Processed Enron corpus
The final processed Enron corpus consists
of 16 Xml files. One file (Corpus.xml)
Corpus.xml.gz
contains the corpus itself, and
remaining 15 files contain secondary, derived information. These files can be
divided into several groups:
- Structured information about emails, persons, and email addresses:
- Information about communication:
- Information about individual terms in corpus:
- Information about individual stems in corpus:
EmailDescriptorList.xml
This file contains descriptors of
individual emails saved using <EmailDescriptor> element. Attributes are:
Id – unique identification number of each
email in corpus, and records in the file is sorted with respect to this Id.

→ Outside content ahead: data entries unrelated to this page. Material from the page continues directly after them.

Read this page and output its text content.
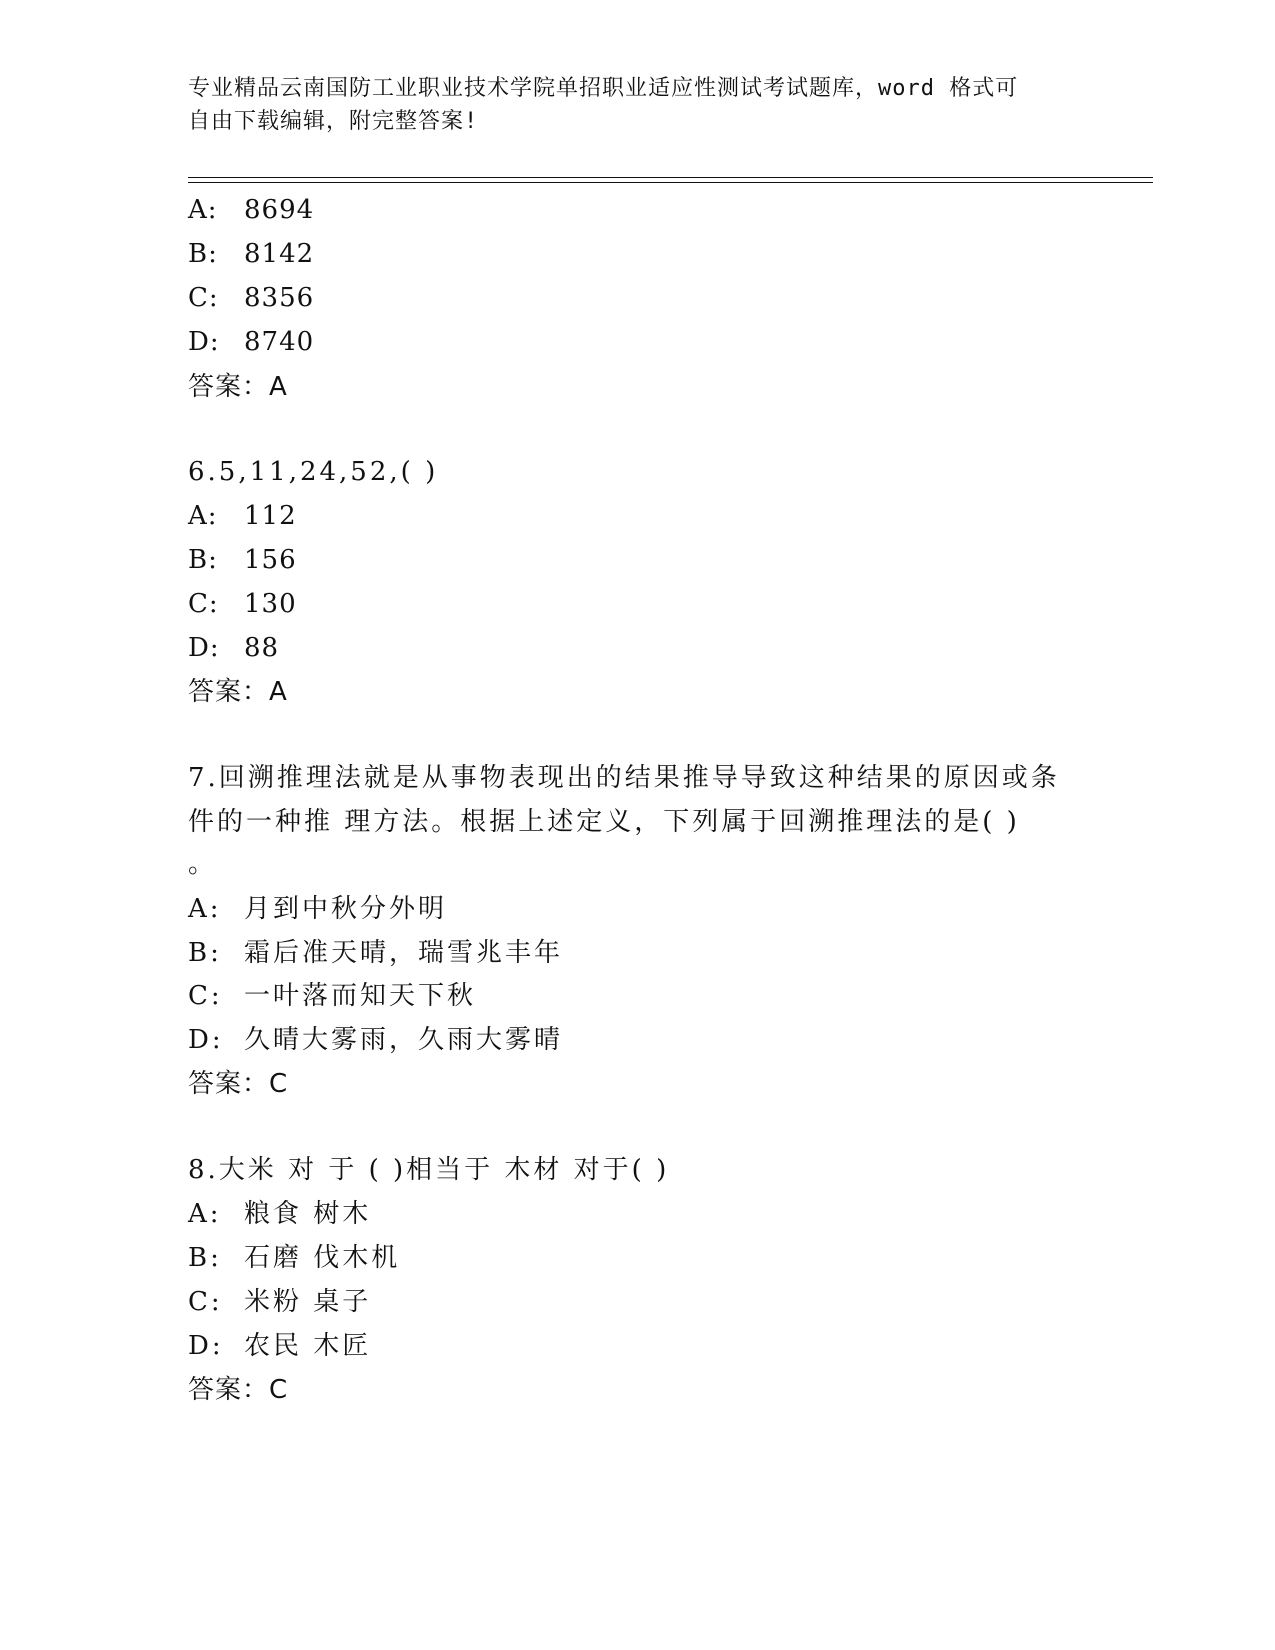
专业精品云南国防工业职业技术学院单招职业适应性测试考试题库，word 格式可
自由下载编辑，附完整答案!
A: 8694
B: 8142
C: 8356
D: 8740
答案：A
6.5,11,24,52,( )
A: 112
B: 156
C: 130
D: 88
答案：A
7.回溯推理法就是从事物表现出的结果推导导致这种结果的原因或条
件的一种推 理方法。根据上述定义，下列属于回溯推理法的是( )
。
A: 月到中秋分外明
B: 霜后准天晴，瑞雪兆丰年
C: 一叶落而知天下秋
D: 久晴大雾雨，久雨大雾晴
答案：C
8.大米 对 于 ( )相当于 木材 对于( )
A: 粮食 树木
B: 石磨 伐木机
C: 米粉 桌子
D: 农民 木匠
答案：C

Deleted – if emails is duplicated, and
should be deleted attribute has value “True”, otherwise has value “False”.
Subelements:
<FilePath> - path of file with this
email, path is relative to the base folder of the corpus
<Date> - date, when emails was send
<MD5> - MD5 digest taken form
\cite{tenborec}
<AuthorList> - list of authors of the
email\footnote{If the email is simply forwarded, all forwarding persons are
considered as authors}.
<RecipientList> - list of recipient
of the email. Both of these lists contain at least one element <Address>
with attribute Id equals to Id number of sender’s or recipient’s address.
AddressList.xml
This file is simply list of email addresses
which can be found in the corpus. Each address is stored as element <Address>
with attributes:
Address – text representation of address,
Id – unique identification number.
PersonList.xml
The file contains list of all employees of
Enron, who participate in the communication recorded in the corpus. Each person
is stored as element <Person> with several attributes:
Name – name of employee,
EmailAddress – his or her email address,
EmailAddressId – Id number of his or her
email address (see file AddressList.xml)
AllCommunicationList.xml
All communication among all emails
addresses are stored in this file. Each element <Communication> includes
attributes, that describes point-to-point communication:
SenderAddressId – Id of address where
emails came from
RecipientAddressId – Id their destination
address
NumberOfEmails – number of exchanged emails
between these two addresses.
InternalCommunicationList.xml
This file contains similar data as file
mentioned above. But communication of Enron employees only is stored. Hence
there are not Ids of emails addresses, but Ids of persons as attributes:
SenderPersonId – Id of person sending
emails,
RecipientPersonId – Id of person recieving
emails,
NumberOfEmails – number of exchanged emails
between these two persons.
TermGlobalList.xml
This file represents global list of terms,
which were found in Enron corpus. The list is alphabetically sorted, and unique
Id was assigned to each term. Terms are stored as element <Term> with
these attributes:
Token – string representation of the term,
i.e. term itself,
TotalFreq – total frequency of the term in
whole corpus,
CorrectWord – if the word is correctly
spelled “True”, otherwise “False”.
DocumentTermList.xml
For each document (email) with given Id (as
attribute) list of all terms included in this document is stored (as subelement
<TermList>). The <TermList> element contains elements <Term>
with attributes:
Id – Id of particular term in given
document,
Freq – frequency of the term in given
document.
TermInvertedList.xml
This file is “orthogonal” to file DocumentTermList.xml.
For each term with given Id, total frequency TotalFreq a correctness of
spelling CorrectWord list of document containing the term is stored. List is
stored as element <DocList> with one attribute DocCount indicating number
of document in the list. List contains elements <Doc> with attributes:
Id – Id of document, that contains given
term,
Freq – frequency of given term in this
document.
TermIDFList.xml
For each term IDF is computed according to
formula \ref{eq:IDF}. Data are stored as elements <Term> with attributes:
Id – Id of term
IDF – IDF of given term.
DocumentTermWeightList.xml
For each document with given Id there is list
of terms <TermList> with offspring elements <Term> with attributes:
Id – Id of term
Weight – weight of the term in given
document.
For stems there are same group of files,
which contain the same information. They have similar names, string “Term” is
replaced with string “Stem”, and name of attributes or elements are also
changed from “Term” to “Stem”. The meanings of the data stored in “Stem” files
are the same as in “Term” files.